For a long time after that, I took myself off the market. I casually dated here and there but I refused to let any one get close to me. I'm currently in my early 30's and do not have kids. Eight months ago I met a wonderful man and have fallen in love. This time I'm trying to use my head but he is a good person and all of my friends and family love him. (As you can guess, everyone had a problem with my ex).
My BF knows about my past abusive relationship. I have spared him some of the details but he understands what happened. This was a difficult thing for me to reveal to him but it does explain why I sometimes act the way I do. I became much stronger and I will never be a doormat again. My strength is something that BF admires about me and sometimes.............can't understand why I stayed so long with someone who treated me bad.
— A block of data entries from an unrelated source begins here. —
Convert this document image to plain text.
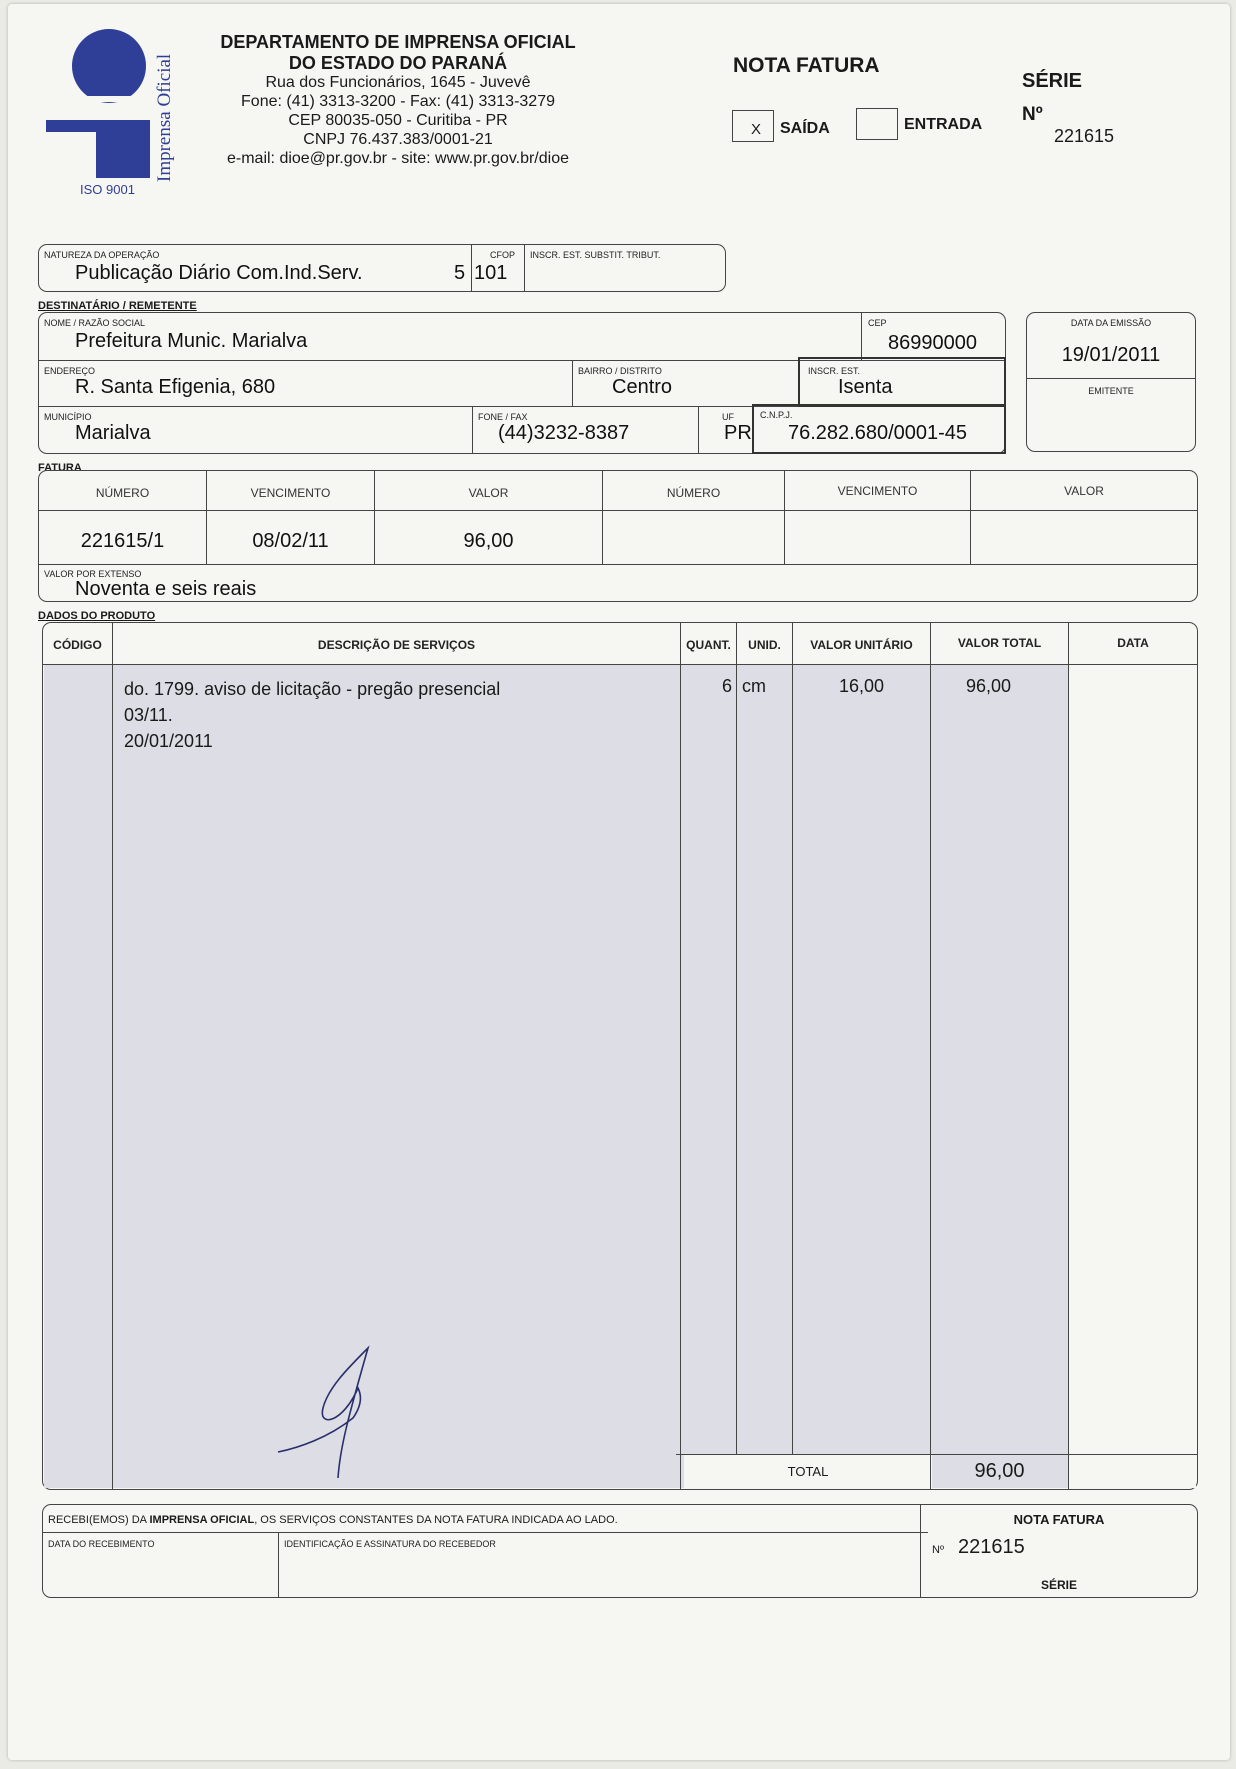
Imprensa Oficial
ISO 9001
DEPARTAMENTO DE IMPRENSA OFICIAL
DO ESTADO DO PARANÁ
Rua dos Funcionários, 1645 - Juvevê
Fone: (41) 3313-3200 - Fax: (41) 3313-3279
CEP 80035-050 - Curitiba - PR
CNPJ 76.437.383/0001-21
e-mail: dioe@pr.gov.br - site: www.pr.gov.br/dioe
NOTA FATURA
X SAÍDA	ENTRADA
SÉRIE
Nº
221615
NATUREZA DA OPERAÇÃO
Publicação Diário Com.Ind.Serv.
CFOP
5 101
INSCR. EST. SUBSTIT. TRIBUT.
DESTINATÁRIO / REMETENTE
NOME / RAZÃO SOCIAL
Prefeitura Munic. Marialva
CEP
86990000
ENDEREÇO
R. Santa Efigenia, 680
BAIRRO / DISTRITO
Centro
INSCR. EST.
Isenta
MUNICÍPIO
Marialva
FONE / FAX
(44)3232-8387
UF
PR
C.N.P.J.
76.282.680/0001-45
DATA DA EMISSÃO
19/01/2011
EMITENTE
FATURA
NÚMERO	VENCIMENTO	VALOR	NÚMERO	VENCIMENTO	VALOR
221615/1	08/02/11	96,00
VALOR POR EXTENSO
Noventa e seis reais
DADOS DO PRODUTO
CÓDIGO	DESCRIÇÃO DE SERVIÇOS	QUANT.	UNID.	VALOR UNITÁRIO	VALOR TOTAL	DATA
do. 1799. aviso de licitação - pregão presencial
03/11.
20/01/2011
6 cm	16,00	96,00
TOTAL	96,00
RECEBI(EMOS) DA IMPRENSA OFICIAL, OS SERVIÇOS CONSTANTES DA NOTA FATURA INDICADA AO LADO.
DATA DO RECEBIMENTO	IDENTIFICAÇÃO E ASSINATURA DO RECEBEDOR
NOTA FATURA
Nº 221615
SÉRIE
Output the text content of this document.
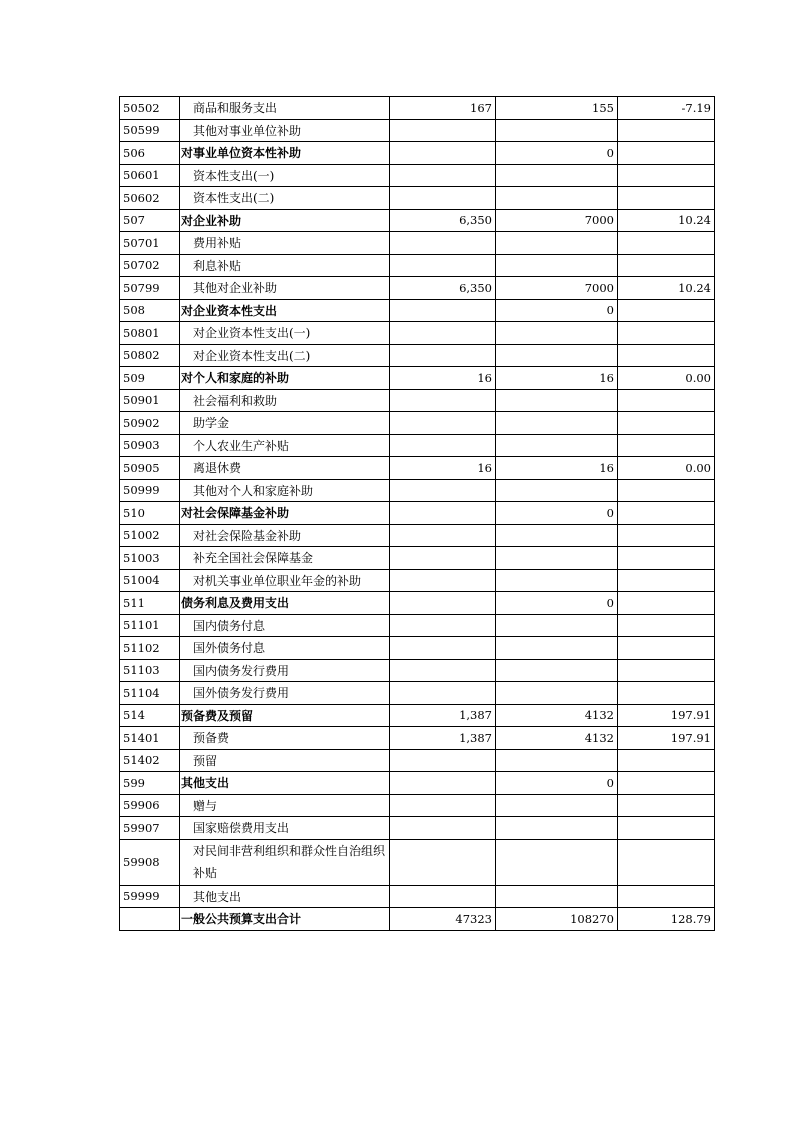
50502	商品和服务支出	167	155	-7.19
50599	其他对事业单位补助			
506	对事业单位资本性补助		0	
50601	资本性支出(一)			
50602	资本性支出(二)			
507	对企业补助	6,350	7000	10.24
50701	费用补贴			
50702	利息补贴			
50799	其他对企业补助	6,350	7000	10.24
508	对企业资本性支出		0	
50801	对企业资本性支出(一)			
50802	对企业资本性支出(二)			
509	对个人和家庭的补助	16	16	0.00
50901	社会福利和救助			
50902	助学金			
50903	个人农业生产补贴			
50905	离退休费	16	16	0.00
50999	其他对个人和家庭补助			
510	对社会保障基金补助		0	
51002	对社会保险基金补助			
51003	补充全国社会保障基金			
51004	对机关事业单位职业年金的补助			
511	债务利息及费用支出		0	
51101	国内债务付息			
51102	国外债务付息			
51103	国内债务发行费用			
51104	国外债务发行费用			
514	预备费及预留	1,387	4132	197.91
51401	预备费	1,387	4132	197.91
51402	预留			
599	其他支出		0	
59906	赠与			
59907	国家赔偿费用支出			
59908	对民间非营利组织和群众性自治组织补贴			
59999	其他支出			
	一般公共预算支出合计	47323	108270	128.79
I do my best to explain that I was a different person back then and not the woman he sees now. It is true that "love is blind" and I would have done ANYTHING that was asked of me- to the detriment of my own health and well being. I was so, so in love and I often felt that if I just loved him more, did what he want, what he said, that one day he would realize what he had and never take me for granted.
Like I said, I was wrong.
I'm able to talk pretty openly about my ex but BF does say it makes him sick sometimes. Abusive men are a certain breed and this is not something he can relate to. There is something wrong with a man that would put his hands on a woman.
I would like to note that early on on my current relationship..........the nightmares temporarily came back. After I had left my ex, I had such terrible nightmares to the point where I was afraid to go to sleep. They eventually subsided and as the years passes, it was rare that I would have one. Once I felt myself falling in love, they came back.
I'm sure part of it was related to be being afraid to love again. Afraid of getting hurt emotionally/physically. No man will lay his hands on me again because I'm a third degree black belt and teach women's self defense; But I would find myself waking up at night with the fear of my ex coming back.
The nightmares have gone away again. But still I'll hear a song, come across a movie, etc., and I will be reminded of my ex. I sometimes wonder if that will ever change. My time with him left much deeper emotional scars than I had realized.
I love my BF and I'm happy that we are talking about a future together. I'm also glad that I can come here to talk and express my feelings with others that have been there. My story was never any different than anyone else- but finding others with the same story made me feel that I was not alone.
I hope all is well with everyone! Have a great weekend!